LEXINGTON — Asked to make a speech on his 100th birthday, Lexington farmer Sam Harms quickly declined with a wry smile and a wave of the hand.
Asked to tell some stories, though, Harms didn’t disappoint.
“How many people know how penicillin started?” he asked a crowd of about 40 people Tuesday morning at the Prairie Central Co-Op in Lexington. “I was one of the first ones in the USA to be on it. I was in the hospital for three days and had 24 shots, one shot every three hours.”
It happened in the early 1940s, but Harms retold every detail in the story as if it happened yesterday, even describing how after getting his shot one evening, his brother-in-law helped sneak him out of Mennonite Hospital in Bloomington for three hours “because there was farming to be done.”
“We got back and the darned hospital was locked,” he said.
He eventually found an open entrance at the rear of the building, planning to sneak back into his bed without being noticed. He knew it was nearly time for his next shot.
“I got to the first floor and back to my room and there was a woman in my bed,” he said. “I went to the nurse’s station and told them there was a woman in my bed. They asked me what I was doing there. I told them I was a patient. The lady said ‘Well, sir, this is the maternity ward.’
“I guess my bed was on the second floor.”
Friends and family gathered at the elevator Tuesday to watch Harms, who was born on Oct. 17, 1917, drive a 7230 John Deere tractor hauling two wagons filled with grain over the scales as part of his 100th birthday celebration.
“I just don’t understand it, really,” Harms said of the people gathered to watch a 100-year-old man haul grain to an elevator. “It ain’t that big of a deal, is it?”
Harms began working on his family farm in the late 1920s, when he was just a boy. He eventually inherited the farm and then turned over day-to-day management to his children in the 1980s.
Still, he helps out when he can, and even has his driver’s license. He also has the energy, he says, to work every day.
“He is just an incredible man,” said his daughter, Karen Young. “We were blessed to have great parents and this day is special for all of us.”
Also on hand Tuesday was Sam’s wife, LaVerne, who celebrated her 100th birthday March 1. The two were married Jan. 2, 1940, and together they have three children, nine grandchildren and 16 great-grandchildren.
“He’s an unbelievably great guy,” said Lori Harms, a granddaughter-in-law. “Sometimes, when I am around him, I will start talking louder, but he has perfect hearing and will say ‘Lori, you don’t have to yell, I can hear you just fine.’ He has responses for everything and is still very, very sharp.
"I just love talking to him. The entire family does.”
The celebration at the elevator included a green and yellow cake — the colors of his favorite tractor, a John Deere — baked in his honor. An inscription read, “You have seen it all.”
“Yeah, I think I have pretty much seen it all,” he said.
Rita Mikel worked at the elevator for 26 years and saw Harms almost every day during harvest season.

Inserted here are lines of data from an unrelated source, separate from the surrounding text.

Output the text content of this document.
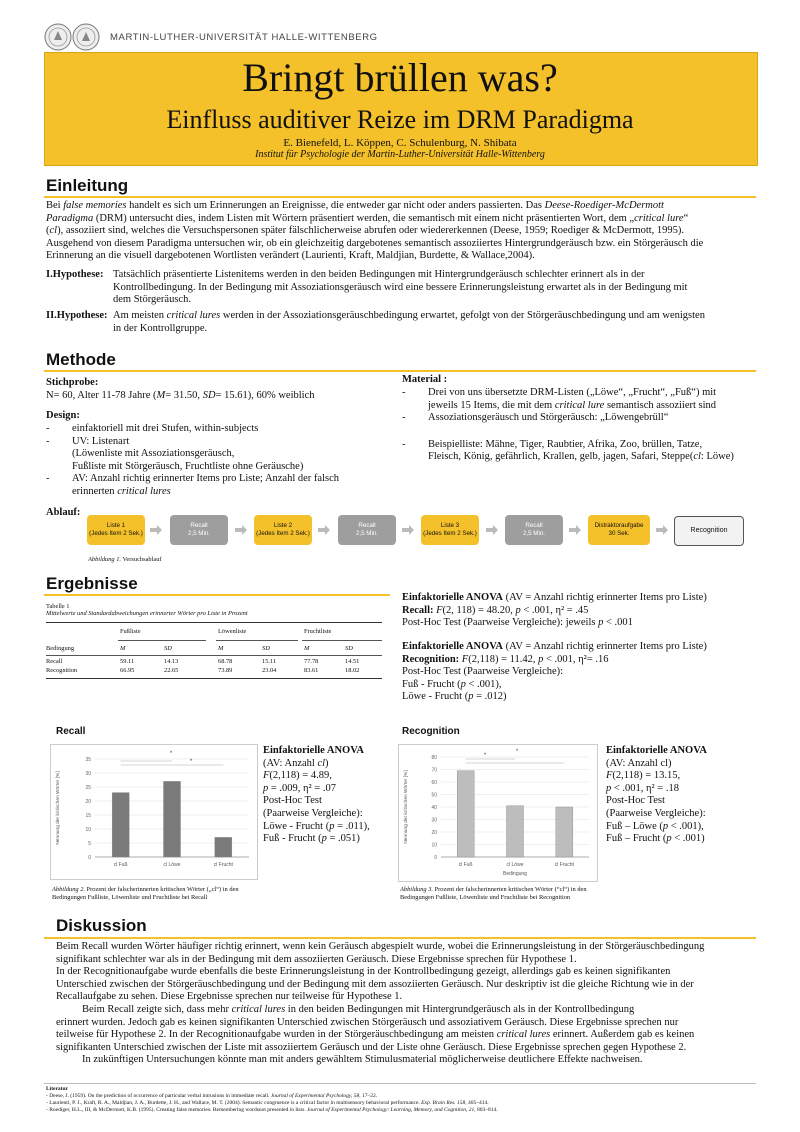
MARTIN-LUTHER-UNIVERSITÄT HALLE-WITTENBERG
Bringt brüllen was?
Einfluss auditiver Reize im DRM Paradigma
E. Bienefeld, L. Köppen, C. Schulenburg, N. Shibata
Institut für Psychologie der Martin-Luther-Universität Halle-Wittenberg
Einleitung
Bei false memories handelt es sich um Erinnerungen an Ereignisse, die entweder gar nicht oder anders passierten. Das Deese-Roediger-McDermott
Paradigma (DRM) untersucht dies, indem Listen mit Wörtern präsentiert werden, die semantisch mit einem nicht präsentierten Wort, dem „critical lure“
(cl), assoziiert sind, welches die Versuchspersonen später fälschlicherweise abrufen oder wiedererkennen (Deese, 1959; Roediger & McDermott, 1995).
Ausgehend von diesem Paradigma untersuchen wir, ob ein gleichzeitig dargebotenes semantisch assoziiertes Hintergrundgeräusch bzw. ein Störgeräusch die
Erinnerung an die visuell dargebotenen Wortlisten verändert (Laurienti, Kraft, Maldjian, Burdette, & Wallace,2004).
I.Hypothese: Tatsächlich präsentierte Listenitems werden in den beiden Bedingungen mit Hintergrundgeräusch schlechter erinnert als in der
Kontrollbedingung. In der Bedingung mit Assoziationsgeräusch wird eine bessere Erinnerungsleistung erwartet als in der Bedingung mit
dem Störgeräusch.
II.Hypothese: Am meisten critical lures werden in der Assoziationsgeräuschbedingung erwartet, gefolgt von der Störgeräuschbedingung und am wenigsten
in der Kontrollgruppe.
Methode
Stichprobe:
N= 60, Alter 11-78 Jahre (M= 31.50, SD= 15.61), 60% weiblich
Design:
- einfaktoriell mit drei Stufen, within-subjects
- UV: Listenart
(Löwenliste mit Assoziationsgeräusch,
Fußliste mit Störgeräusch, Fruchtliste ohne Geräusche)
- AV: Anzahl richtig erinnerter Items pro Liste; Anzahl der falsch
erinnerten critical lures
Ablauf:
Material :
- Drei von uns übersetzte DRM-Listen („Löwe“, „Frucht“, „Fuß“) mit
jeweils 15 Items, die mit dem critical lure semantisch assoziiert sind
- Assoziationsgeräusch und Störgeräusch: „Löwengebrüll“
- Beispielliste: Mähne, Tiger, Raubtier, Afrika, Zoo, brüllen, Tatze,
Fleisch, König, gefährlich, Krallen, gelb, jagen, Safari, Steppe(cl: Löwe)
Liste 1
(Jedes Item 2 Sek.)
Recall
2,5 Min.
Liste 2
(Jedes Item 2 Sek.)
Recall
2,5 Min.
Liste 3
(Jedes Item 2 Sek.)
Recall
2,5 Min.
Distraktoraufgabe
30 Sek.	Recognition
Abbildung 1. Versuchsablauf
Ergebnisse
Tabelle 1
Mittelwerte und Standardabweichungen erinnerter Wörter pro Liste in Prozent
Fußliste	Löwenliste	Fruchtliste
Bedingung	M	SD	M	SD	M	SD
Recall	59.11	14.13	68.78	15.11	77.78	14.51
Recognition	66.95	22.65	73.89	23.04	83.61	18.02
Einfaktorielle ANOVA (AV = Anzahl richtig erinnerter Items pro Liste)
Recall: F(2, 118) = 48.20, p < .001, η² = .45
Post-Hoc Test (Paarweise Vergleiche): jeweils p < .001
Einfaktorielle ANOVA (AV = Anzahl richtig erinnerter Items pro Liste)
Recognition: F(2,118) = 11.42, p < .001, η²= .16
Post-Hoc Test (Paarweise Vergleiche):
Fuß - Frucht (p < .001),
Löwe - Frucht (p = .012)
Recall
0
5
10
15
20
25
30
35
cl Fuß	cl Löwe	cl Frucht
*
*
Nennung der kritischen Wörter [%]
Einfaktorielle ANOVA
(AV: Anzahl cl)
F(2,118) = 4.89,
p = .009, η² = .07
Post-Hoc Test
(Paarweise Vergleiche):
Löwe - Frucht (p = .011),
Fuß - Frucht (p = .051)
Abbildung 2. Prozent der falscherinnerten kritischen Wörter („cl“) in den
Bedingungen Fußliste, Löwenliste und Fruchtliste bei Recall
Recognition
0
10
20
30
40
50
60
70
80
cl Fuß	cl Löwe	cl Frucht
*
*
Nennung der kritischen Wörter [%]
Bedingung
Einfaktorielle ANOVA
(AV: Anzahl cl)
F(2,118) = 13.15,
p < .001, η² = .18
Post-Hoc Test
(Paarweise Vergleiche):
Fuß – Löwe (p < .001),
Fuß – Frucht (p < .001)
Abbildung 3. Prozent der falscherinnerten kritischen Wörter (“cl“) in den
Bedingungen Fußliste, Löwenliste und Fruchtliste bei Recognition
Diskussion
Beim Recall wurden Wörter häufiger richtig erinnert, wenn kein Geräusch abgespielt wurde, wobei die Erinnerungsleistung in der Störgeräuschbedingung
signifikant schlechter war als in der Bedingung mit dem assoziierten Geräusch. Diese Ergebnisse sprechen für Hypothese 1.
In der Recognitionaufgabe wurde ebenfalls die beste Erinnerungsleistung in der Kontrollbedingung gezeigt, allerdings gab es keinen signifikanten
Unterschied zwischen der Störgeräuschbedingung und der Bedingung mit dem assoziierten Geräusch. Nur deskriptiv ist die gleiche Richtung wie in der
Recallaufgabe zu sehen. Diese Ergebnisse sprechen nur teilweise für Hypothese 1.
Beim Recall zeigte sich, dass mehr critical lures in den beiden Bedingungen mit Hintergrundgeräusch als in der Kontrollbedingung
erinnert wurden. Jedoch gab es keinen signifikanten Unterschied zwischen Störgeräusch und assoziativem Geräusch. Diese Ergebnisse sprechen nur
teilweise für Hypothese 2. In der Recognitionaufgabe wurden in der Störgeräuschbedingung am meisten critical lures erinnert. Außerdem gab es keinen
signifikanten Unterschied zwischen der Liste mit assoziiertem Geräusch und der Liste ohne Geräusch. Diese Ergebnisse sprechen gegen Hypothese 2.
In zukünftigen Untersuchungen könnte man mit anders gewähltem Stimulusmaterial möglicherweise deutlichere Effekte nachweisen.
Literatur
- Deese, J. (1959). On the prediction of occurrence of particular verbal intrusions in immediate recall. Journal of Experimental Psychology, 58, 17–22.
- Laurienti, P. J., Kraft, R. A., Maldjian, J. A., Burdette, J. H., and Wallace, M. T. (2004). Semantic congruence is a critical factor in multisensory behavioral performance. Exp. Brain Res. 158, 405–414.
- Roediger, H.L., III, & McDermott, K.B. (1995). Creating false memories: Remembering wordsnot presented in lists. Journal of Experimental Psychology: Learning, Memory, and Cognition, 21, 803–814.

“Sam was first in line and it didn’t matter if we opened at 5, 6 or 7 a.m.,” she said. “He was always first in line.”
Bill Killian worked at the elevator for 41 years.
“I said when he pulled onto the scale, ‘My God, Sam’s made a lot of trips on that scale,’” he said. “It would be impossible to calculate how many trips he has made.
"But the thing about Sam is he is more than just a farmer. He’s just a great guy and a great friend to all who know him.”
Harms says he has no plans to settle down. As for his secret to life, he shrugs as if he doesn’t know.
“I just live it day to day, just like anybody else,” he said. “But I can say this. The good Lord has been taking care of us for over 100 years now and I really appreciate that.”